What are your terms of Service?

Hardworking man eating at his desk I wanted to shatter one of the biggest myths about Enterprise Business Services today.

Just because you bill( or showback) a service price (cost) monthly or quarterly, that number does not have to be driven by direct consumption of that service for the previous period.

How can I say this when it seems contrary to the Holy Grail of Service Consumption tracking?

At both ITFMA and ITFM Week this month ( is there something about tax month that drives finance folks to put conferences in April?) I have heard people struggle with customers who are grumpy when a change in consumption does not impact the bottom line directly.  Inevitably, as I talked with them I found out that they had forgotten to include a term (length) of the Service.

This is so common sense, it gets overlooked.
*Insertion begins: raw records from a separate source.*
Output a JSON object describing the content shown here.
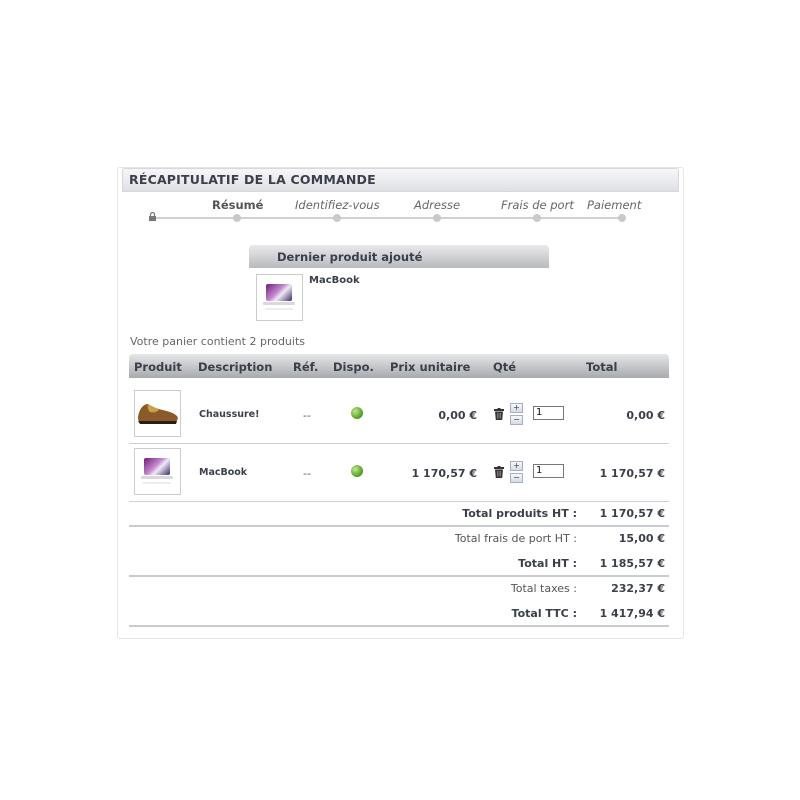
{
  "panel": {
    "title": "RÉCAPITULATIF DE LA COMMANDE"
  },
  "steps": [
    "Résumé",
    "Identifiez-vous",
    "Adresse",
    "Frais de port",
    "Paiement"
  ],
  "last_added": {
    "heading": "Dernier produit ajouté",
    "product_name": "MacBook"
  },
  "cart_summary": "Votre panier contient 2 produits",
  "table": {
    "headers": [
      "Produit",
      "Description",
      "Réf.",
      "Dispo.",
      "Prix unitaire",
      "Qté",
      "Total"
    ],
    "rows": [
      {
        "image": "shoe-image",
        "description": "Chaussure!",
        "ref": "--",
        "availability": "in-stock",
        "unit_price": "0,00 €",
        "qty": "1",
        "total": "0,00 €"
      },
      {
        "image": "macbook-image",
        "description": "MacBook",
        "ref": "--",
        "availability": "in-stock",
        "unit_price": "1 170,57 €",
        "qty": "1",
        "total": "1 170,57 €"
      }
    ],
    "qty_plus": "+",
    "qty_minus": "−"
  },
  "totals": {
    "products_ht_label": "Total produits HT :",
    "products_ht": "1 170,57 €",
    "shipping_ht_label": "Total frais de port HT :",
    "shipping_ht": "15,00 €",
    "total_ht_label": "Total HT :",
    "total_ht": "1 185,57 €",
    "taxes_label": "Total taxes :",
    "taxes": "232,37 €",
    "ttc_label": "Total TTC :",
    "ttc": "1 417,94 €"
  },
  "colors": {
    "in_stock": "#5ea72a",
    "header_text": "#3a3f4a"
  }
}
Every month, you likely pay for at least two kinds of services at home- bills driven by monthly consumption ( your utility bills are a perfect example of this) and a bill for items with large sunk costs that are a monthly amortization of those costs and have a minimum  time commitment ( your mortgage or your car payment).  If you stop living in your house, or stop driving your car you still have to pay those monthly charges, unless you transfer ownership to someone else.

When you have an Enterprise service that requires a large sunk cost, it is OK to design it so that there is a minimum time commitment that the consumer has to make.

Of course, it is true that your Enterprise may force you to think outside the box and find a way to provide that same service WITHOUT the sunk costs so they can be more flexible, but that is a topic for another post.